È sempre interessante prendere parte a questi eventi, l’energia che vi si respira è particolare, ed è splendido poter condividere e discutere con chi ha le tue stesse passioni, bisognerebbe organizzare qualcosa di simile anche a Milano.
Ad affollare la città toscana tantissimi amanti della fotografia da ogni parte del mondo.
Ho rivisto alcuni amici fra cui Renata Ferri, photoeditor di Io Donna ed Enrico Stefanelli Deus ex machina del Lucca Photo Fest, e ne ho conosciuti di nuovi fra cui il giovanissimo Vittorio Mortarotti autore del lavoro H presentato a Lucca e i bravissimi fotografi della VII agency Stefano De Luigi e Davide Monteleone.
Le mostre in giro per la città sono tante e tutte interessanti, il filo conduttore è l’oriente, quest’edizione del Lucca Photo Fest si chiama infatti “Sguardi D’Oriente”: Araki, Wang Qingsong, Felice Beato, Samuel Bourne, Francis Frith, Francesco Jodice e Kenro Izu ed è di quest’ultimo che vorrei parlarvi.
Kenro Izu, classe 1949, giapponese, è un Maestro della fotografia.
La sua serie “Sacred Places” in mostra a Lucca è il frutto di 30 anni di viaggi in giro per il mondo: India, Cambogia, Tailandia, Laos, Indonesia, Vietnam, Birmania, Tibet, Cina, Nepal, Bhutan, Scozia, Messico, Siria, Giordania, Egitto, Isola di Pasqua, Perù.
Kenro Izu – India 1997
Ho avuto la fortuna di conoscerlo e di parlargli: Kenro Izu è timido e riservato, come risulterebbe evidente anche a un osservatore distratto delle sue foto, è molto educato ed elegante nella postura come nei gesti.

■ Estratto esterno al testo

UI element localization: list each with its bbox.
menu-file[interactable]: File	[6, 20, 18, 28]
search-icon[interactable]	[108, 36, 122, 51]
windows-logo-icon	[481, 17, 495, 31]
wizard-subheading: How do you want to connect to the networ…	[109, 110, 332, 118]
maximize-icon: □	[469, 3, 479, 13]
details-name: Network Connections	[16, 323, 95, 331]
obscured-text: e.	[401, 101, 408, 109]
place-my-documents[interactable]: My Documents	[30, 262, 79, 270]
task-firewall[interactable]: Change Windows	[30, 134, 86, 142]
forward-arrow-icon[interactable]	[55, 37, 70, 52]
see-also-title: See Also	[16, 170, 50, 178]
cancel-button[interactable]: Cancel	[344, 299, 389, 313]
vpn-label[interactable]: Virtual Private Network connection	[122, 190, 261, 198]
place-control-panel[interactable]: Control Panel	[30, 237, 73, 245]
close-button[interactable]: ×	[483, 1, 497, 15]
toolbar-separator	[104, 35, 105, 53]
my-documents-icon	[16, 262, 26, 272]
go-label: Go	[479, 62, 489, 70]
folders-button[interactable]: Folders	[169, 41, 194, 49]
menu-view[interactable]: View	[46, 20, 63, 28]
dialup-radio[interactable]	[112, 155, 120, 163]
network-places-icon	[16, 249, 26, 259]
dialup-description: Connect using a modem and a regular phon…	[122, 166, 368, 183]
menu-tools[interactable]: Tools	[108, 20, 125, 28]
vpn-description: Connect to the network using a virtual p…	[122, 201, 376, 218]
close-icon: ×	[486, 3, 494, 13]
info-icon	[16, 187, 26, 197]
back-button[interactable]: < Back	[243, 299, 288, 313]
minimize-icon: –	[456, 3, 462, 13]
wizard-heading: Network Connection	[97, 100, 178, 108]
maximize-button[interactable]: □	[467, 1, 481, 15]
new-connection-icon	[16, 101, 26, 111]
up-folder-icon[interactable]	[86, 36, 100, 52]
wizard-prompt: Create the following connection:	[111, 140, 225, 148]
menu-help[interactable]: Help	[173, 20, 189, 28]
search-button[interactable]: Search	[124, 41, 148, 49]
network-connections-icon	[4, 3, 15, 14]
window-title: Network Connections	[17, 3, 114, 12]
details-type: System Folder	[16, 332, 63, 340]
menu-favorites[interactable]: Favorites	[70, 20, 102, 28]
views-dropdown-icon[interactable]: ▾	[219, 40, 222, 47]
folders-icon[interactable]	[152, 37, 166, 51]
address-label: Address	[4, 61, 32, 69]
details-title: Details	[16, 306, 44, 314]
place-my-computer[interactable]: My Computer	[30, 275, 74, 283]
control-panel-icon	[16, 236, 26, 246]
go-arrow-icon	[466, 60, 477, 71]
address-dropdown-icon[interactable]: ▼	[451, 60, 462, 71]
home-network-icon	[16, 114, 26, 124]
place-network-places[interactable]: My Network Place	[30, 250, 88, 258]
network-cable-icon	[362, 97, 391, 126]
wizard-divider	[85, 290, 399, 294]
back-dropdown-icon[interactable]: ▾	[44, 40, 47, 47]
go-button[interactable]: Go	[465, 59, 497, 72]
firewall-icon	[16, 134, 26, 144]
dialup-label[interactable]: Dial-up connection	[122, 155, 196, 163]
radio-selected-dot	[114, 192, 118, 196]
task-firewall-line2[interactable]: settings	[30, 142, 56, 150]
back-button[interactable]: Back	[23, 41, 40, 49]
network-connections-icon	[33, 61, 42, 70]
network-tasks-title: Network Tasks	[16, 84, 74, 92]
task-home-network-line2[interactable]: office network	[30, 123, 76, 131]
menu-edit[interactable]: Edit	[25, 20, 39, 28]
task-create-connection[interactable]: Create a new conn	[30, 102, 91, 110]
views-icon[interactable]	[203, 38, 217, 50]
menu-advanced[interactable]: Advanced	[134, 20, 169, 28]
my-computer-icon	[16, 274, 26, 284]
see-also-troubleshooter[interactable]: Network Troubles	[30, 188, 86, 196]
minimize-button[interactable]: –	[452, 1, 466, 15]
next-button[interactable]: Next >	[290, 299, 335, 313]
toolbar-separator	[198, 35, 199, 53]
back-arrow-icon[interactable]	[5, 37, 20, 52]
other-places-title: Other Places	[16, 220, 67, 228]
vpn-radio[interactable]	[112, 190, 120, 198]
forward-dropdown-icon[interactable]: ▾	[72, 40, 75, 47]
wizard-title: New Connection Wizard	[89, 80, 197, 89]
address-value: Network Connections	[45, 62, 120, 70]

Le sue fotografie dei luoghi sacri sono magiche, meditative, osservarle induce pace e calma interiore, Izu davvero riesce a trasmettere all’osservatore la sua esperienza del luogo.
Questo piccolo uomo non più tanto giovane parte per i suoi viaggi che durano mesi da solo, con un banco ottico gigantesco che produce negativi di 35,6 x 50,8 cm, le stesse dimensioni della stampa finale che è al platino, procedimento antico e complesso di cui Izu è un massimo esperto.
I dettagli delle sue fotografie sono incredibili con una gamma di tonalità di grigio praticamente illimitata.
Quando arriva in un posto il primo giorno non fa nessuna foto, semplicemente cammina e cerca di percepire l’aria del luogo e di adeguarvi la proria “aria” interiore.
Il secondo giorno raggiunge il posto da fotografare all’alba, monta la sua attrezzatura (150 kg di macchina fotografica), si siede su un piccolo seggiolino che porta sempre con sé e osserva, sta lì tutto il giorno, giorno dopo giorno e per settimane e scatta solo un paio di frame in tutto questo tempo.
Kenro Izu – Tibet 2000
Non vuole nessun assistente per non essere distratto nel suo dialogo interiore con il luogo.
Izu aspetta il momento giusto per ore, giorni, percepisce l’aria e gli spazi vuoti, tutto questo è estremamente poetico, ed è incredibile come in quelle lastre impressionate sia palpabile tutto questo tempo, la pazienza, l’attesa, il silenzio, la solitudine, la pace, la vita e la morte.
Avete tempo per visitare questa e le altre mostre del Lucca Photo Fest fino all’11 dicembre, vi consiglio un bel week end.